Behoola let out a sob, covering her face with her hands. “Great Spirits,” she said, her voice breaking. “I feared as much.”

Weller put a hand to his chest, as if he could stop the rapid beating of his heart. “It was my fault. It was all my fault.” Suddenly, the words poured out of him, like a confession. Here he was, sitting with a woman he didn’t even know in a place he could only dream of attaining for himself yet the emotions had been bottled up for so long he couldn’t stop them any longer. “I tried to change her, convince her to get out of the whoring life. I wanted her to marry me.”

Behoola gaped at him, an incredulous look on her face.

Weller shrugged. “I know how crazy it sounds. Me, a Terran with Selina, a Senitte whore. I’m sorry, but that’s what she was.”

“I know.” Her voice sounded resigned, with an almost defeated tone to it. “We had been estranged for a long time. Arshelle left my family’s home when she was very young. She was always rebellious and disobedient. I didn’t know until we found her in that hideous condition that she had become a prostitute. I knew she was still alive. Somewhere. We are twins. There is this... connection.”

“I’m sorry. I...”

“It was not your fault.” Behoola stood again, her back to Weller. Beneath the longfrock, Behoola’s muscles were visibly taut, her body tense. Her voice came out slow and strained. It seemed, she too, had the need to confess. “My father found her, literally on my family’s doorstep, wrapped in blankets, her mind gone. We were never sure who left her there; her sister whores perhaps? Since then, we’ve done what we could do to keep her comfortable. And since my father died, it has been left up to me to provide for her.” She turned, her eyes burning. “Please. Continue.”

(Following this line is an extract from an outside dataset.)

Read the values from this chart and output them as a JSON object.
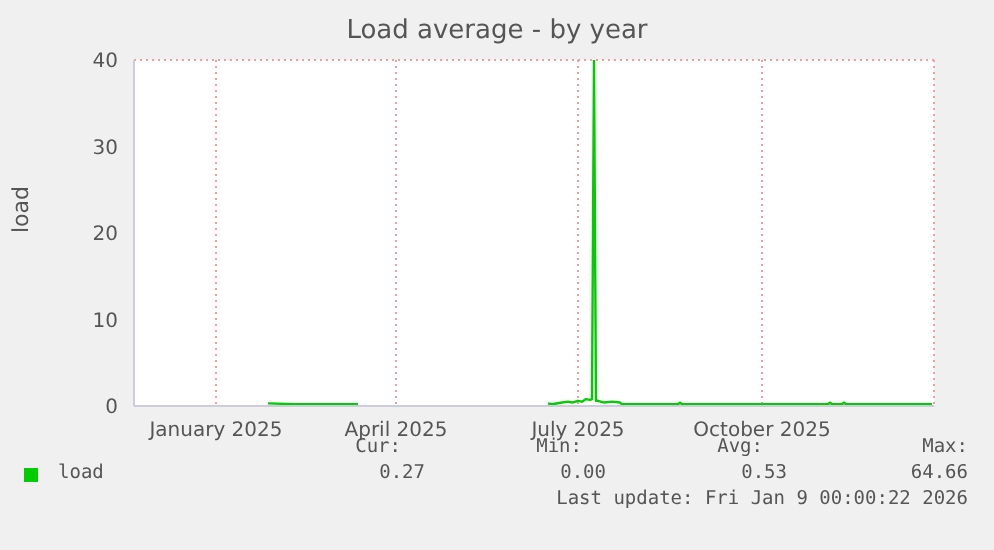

Weller hung his head, despair overwhelming him. “I loved her. At least I thought I did. Maybe I just wanted to help her to give my life some kind of meaning. You wouldn’t know to look at me now but I used to be a little more... reputable. So, I tried to convince her.”

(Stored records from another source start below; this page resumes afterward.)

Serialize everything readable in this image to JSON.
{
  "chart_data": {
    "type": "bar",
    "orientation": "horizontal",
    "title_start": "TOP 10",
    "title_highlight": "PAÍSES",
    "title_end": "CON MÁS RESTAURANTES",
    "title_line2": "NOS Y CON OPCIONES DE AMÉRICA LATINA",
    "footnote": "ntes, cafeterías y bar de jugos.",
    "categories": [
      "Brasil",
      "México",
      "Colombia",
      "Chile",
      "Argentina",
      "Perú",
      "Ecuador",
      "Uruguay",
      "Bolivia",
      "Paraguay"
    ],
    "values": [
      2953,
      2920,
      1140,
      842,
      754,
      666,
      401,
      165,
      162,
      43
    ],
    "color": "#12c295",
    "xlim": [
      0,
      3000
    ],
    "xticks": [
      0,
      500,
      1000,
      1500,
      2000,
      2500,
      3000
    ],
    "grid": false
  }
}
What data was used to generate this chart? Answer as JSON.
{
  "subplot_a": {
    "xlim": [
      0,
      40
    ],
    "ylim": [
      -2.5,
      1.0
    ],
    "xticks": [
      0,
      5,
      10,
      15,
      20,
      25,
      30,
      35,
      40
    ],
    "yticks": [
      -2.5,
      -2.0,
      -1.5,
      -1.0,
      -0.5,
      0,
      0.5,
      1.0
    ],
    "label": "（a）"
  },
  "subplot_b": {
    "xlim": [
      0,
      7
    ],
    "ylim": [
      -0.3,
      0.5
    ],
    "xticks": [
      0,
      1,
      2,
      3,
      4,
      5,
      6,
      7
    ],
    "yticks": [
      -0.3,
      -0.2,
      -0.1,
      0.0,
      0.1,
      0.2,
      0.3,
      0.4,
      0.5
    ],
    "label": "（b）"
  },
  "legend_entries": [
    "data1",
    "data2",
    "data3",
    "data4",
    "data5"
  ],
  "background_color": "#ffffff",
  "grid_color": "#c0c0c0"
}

“And she took your advice too far?” Behoola asked, her voice rising barely above a whisper.

“Yes! I never intended for that to happen. She decided the only way she could get out of the life she led was to lose everything by Turning. She wanted to get back to another, gentler way of existence. I tried to show her it was all a sham, all a pretense to steal people’s money, but she really believed she could do it. She believed by Turning she would be worthier of my love, that both of us would be able to get out of the city and that type of life, and go live in the mountains or some stroking crazy shit like that.”

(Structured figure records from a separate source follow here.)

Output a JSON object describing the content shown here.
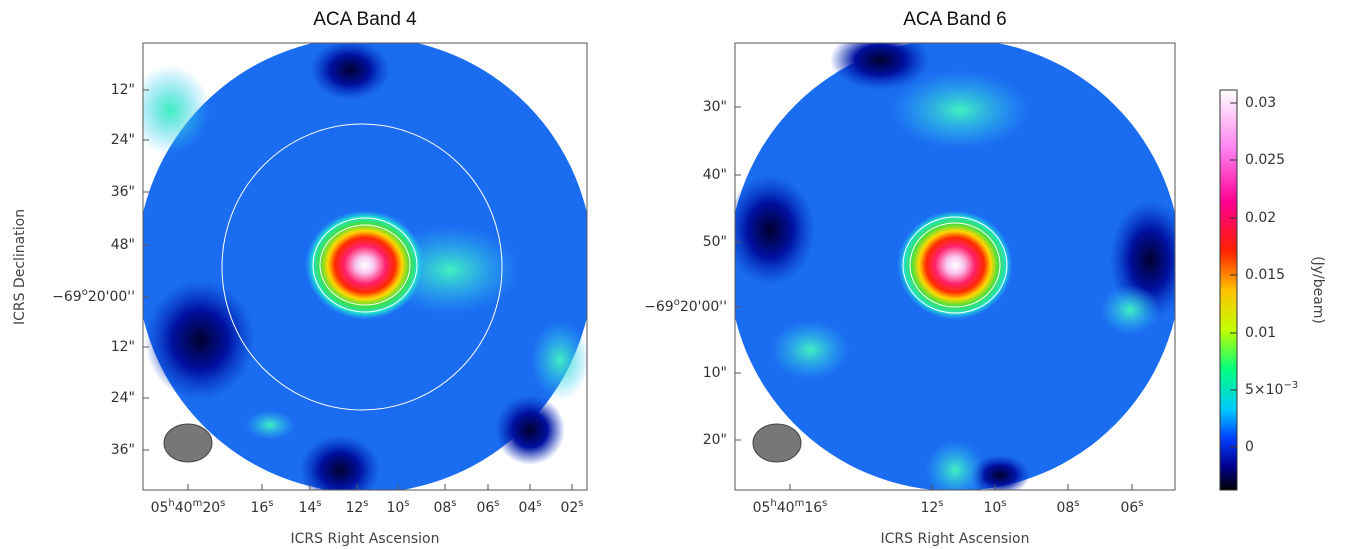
{
  "panels": [
    {
      "title": "ACA  Band 4",
      "x_axis_label": "ICRS Right Ascension",
      "y_axis_label": "ICRS Declination",
      "y_ticks": [
        [
          "12\""
        ],
        [
          "24\""
        ],
        [
          "36\""
        ],
        [
          "48\""
        ],
        [
          "−69",
          "o",
          "20'00''"
        ],
        [
          "12\""
        ],
        [
          "24\""
        ],
        [
          "36\""
        ]
      ],
      "x_ticks": [
        [
          "05",
          "h",
          "40",
          "m",
          "20",
          "s"
        ],
        [
          "16",
          "s"
        ],
        [
          "14",
          "s"
        ],
        [
          "12",
          "s"
        ],
        [
          "10",
          "s"
        ],
        [
          "08",
          "s"
        ],
        [
          "06",
          "s"
        ],
        [
          "04",
          "s"
        ],
        [
          "02",
          "s"
        ]
      ]
    },
    {
      "title": "ACA  Band 6",
      "x_axis_label": "ICRS Right Ascension",
      "y_ticks": [
        [
          "30\""
        ],
        [
          "40\""
        ],
        [
          "50\""
        ],
        [
          "−69",
          "o",
          "20'00''"
        ],
        [
          "10\""
        ],
        [
          "20\""
        ]
      ],
      "x_ticks": [
        [
          "05",
          "h",
          "40",
          "m",
          "16",
          "s"
        ],
        [
          "12",
          "s"
        ],
        [
          "10",
          "s"
        ],
        [
          "08",
          "s"
        ],
        [
          "06",
          "s"
        ]
      ]
    }
  ],
  "colorbar": {
    "label": "(Jy/beam)",
    "ticks": [
      [
        "0.03"
      ],
      [
        "0.025"
      ],
      [
        "0.02"
      ],
      [
        "0.015"
      ],
      [
        "0.01"
      ],
      [
        "5×10",
        "−3"
      ],
      [
        "0"
      ]
    ]
  }
}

Weller stopped, taking a deep breath. He remembered Selina’s face, the excitement glowing from her at the thought of what she wanted to do. “But she did it anyway. She had agreed not to but she did it anyway, against my advice.”

“And something went wrong?” Behoola’s eyes filled with tears.

“Of course.” Weller laughed, a bitter, cruel sound. “Her mind went under. I don’t know if it was the drugs or what. The last time I saw her, they were carrying her out of the Turning Brothel. They told me she had died. And, after looking at her, I thought so too.”

“She’s not dead.”

“I know, I know. I followed you. I went to her room at the hospice.”

“No. That’s not what I mean.” Behoola stared into space, her eyes dull and glassy. “Right after you called, I received another comm message. From one of the hospice workers. No one here knows about Arshelle. I had requested the hospice staff never call me here at the estate except for an emergency. They never have until now.”

Weller suddenly felt cold. He leaned forward expectantly.

“Normally, I would have gone straight to the hospice immediately, but I’ve been given other instructions. And I’m glad now I didn’t; now that I’ve met you. Because of your past relationship with Arshelle, maybe you can help me. Maybe that’s why the Spirits have brought us together here today.”

Weller shrugged off the religious significance Behoola seemed to attach to this moment. “Help you? How? What happened?”

The Head Servant’s next words sent a chill through Weller’s heart. “Arshelle’s gone,” she said, her voice cold. “She’s escaped and, in the process, murdered one of the staff.”